In a matrimonial action in which the parties were divorced by judgment dated July 27, 2001, the plaintiff appeals, as limited by her brief, from so much of an order of the Supreme Court, Westchester County (Montagnino, J.), dated January 27, 2005, as, in effect, denied her motion to terminate her obligation to pay child support, found the defendant to be the primary custodial parent of the parties' children, and directed her, as the noncustodial parent, to pay basic child support pursuant to the Child Support Standards Act in the sum of $4,640 per year.
Farruto Berman, Yonkers, N.Y. (John P. Farrauto and Cheryl Slater of counsel), for appellant.
Harvey G. Landau, White Plains, N.Y., for respondent.
Before: Prudenti, P.J., Schmidt, Adams and Covello, JJ., concur.
Ordered that the order is modified, on the law and as an exercise of discretion, by deleting the provision thereof directing the plaintiff to pay basic child support in the sum of $4,640 per year, and substituting therefor a provision directing the plaintiff to pay basic child support in the sum of $300 per year; as so modified, the order is affirmed insofar as appealed from, without costs or disbursements.
The parties have joint custody of their three children. In their January 6, 2004 stipulation (hereinafter the stipulation) determining the issue of parental access to the children, the parties agreed that a comparison of the amount of time each parent had physical custody of the children would not be used in a future hearing determining child support. By so stipulating, the parties, in effect, agreed to employ a method which potentially would have yielded a child support award deviating from what the basic child support obligation would have been under the Child Support Standards Act (hereinafter the CSSA). However, the stipulation failed to include the provisions required, pursuant to Domestic Relations Law § 240 (1-b) (h), when a stipulation deviates from the basic child support obligation. Accordingly, the Supreme Court properly found the relevant provisions invalid and, in effect, set that part of the Stipulation aside and applied the CSSA to determine the issue of child support ( see Lepore v. Lepore, 276 AD2d 677, 678; Matter of Phillips v. Phillips, 245 AD2d 457; Appel v. Appel, 241 AD2d 470, 471). While the mother correctly points out that the requisite language was included in the original divorce stipulation, that stipulation was superseded by an intervening order modifying the divorce judgment and stipulation to comply with the CSSA ( cf. People ex rel. Breitstein v. Aaronson, 285 AD2d 566).
Upon setting aside that part of the stipulation that deviated from the CSSA, the court properly determined that the defendant is the primary custodial parent ( see Bast v. Rossoff, 91 NY2d 723, 729; Matter of Burke v. Burke, 245 AD2d 1007, 1008; Blaise v.
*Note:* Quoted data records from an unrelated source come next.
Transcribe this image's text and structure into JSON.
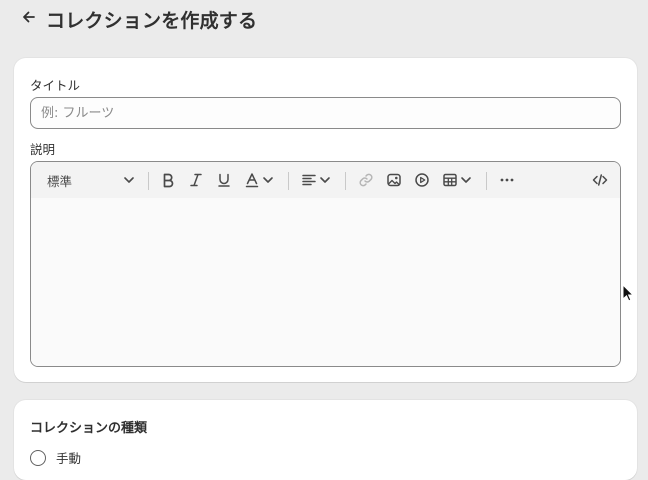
{
  "header": {
    "title": "コレクションを作成する"
  },
  "main_card": {
    "title_label": "タイトル",
    "title_value": "",
    "title_placeholder": "例: フルーツ",
    "description_label": "説明",
    "editor": {
      "format_select_value": "標準",
      "description_value": ""
    }
  },
  "type_card": {
    "title": "コレクションの種類",
    "options": [
      {
        "label": "手動",
        "selected": false
      }
    ]
  },
  "icons": [
    "arrow-left-icon",
    "chevron-down-icon",
    "bold-icon",
    "italic-icon",
    "underline-icon",
    "text-color-icon",
    "align-left-icon",
    "link-icon",
    "image-icon",
    "video-icon",
    "table-icon",
    "more-horizontal-icon",
    "code-icon",
    "mouse-cursor-icon"
  ],
  "colors": {
    "page_background": "#ebebeb",
    "card_background": "#ffffff",
    "border": "#8a8a8a",
    "text": "#303030",
    "toolbar_background": "#f3f3f3"
  }
}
Blaise, 241 AD2d 680, 682).
With respect to the award of child support, we find that the basic child support obligation was unjust and inappropriate under the circumstances of this case, even after the Supreme Court capped the combined parental income at $80,000, and we reduce the award accordingly ( see Domestic Relations Law § 240 [1-b], [f], [g]; Gainey v. Gainey, 303 AD2d 628, 630; Matter of Simmons v. Hyland, 235 AD2d 67, 70).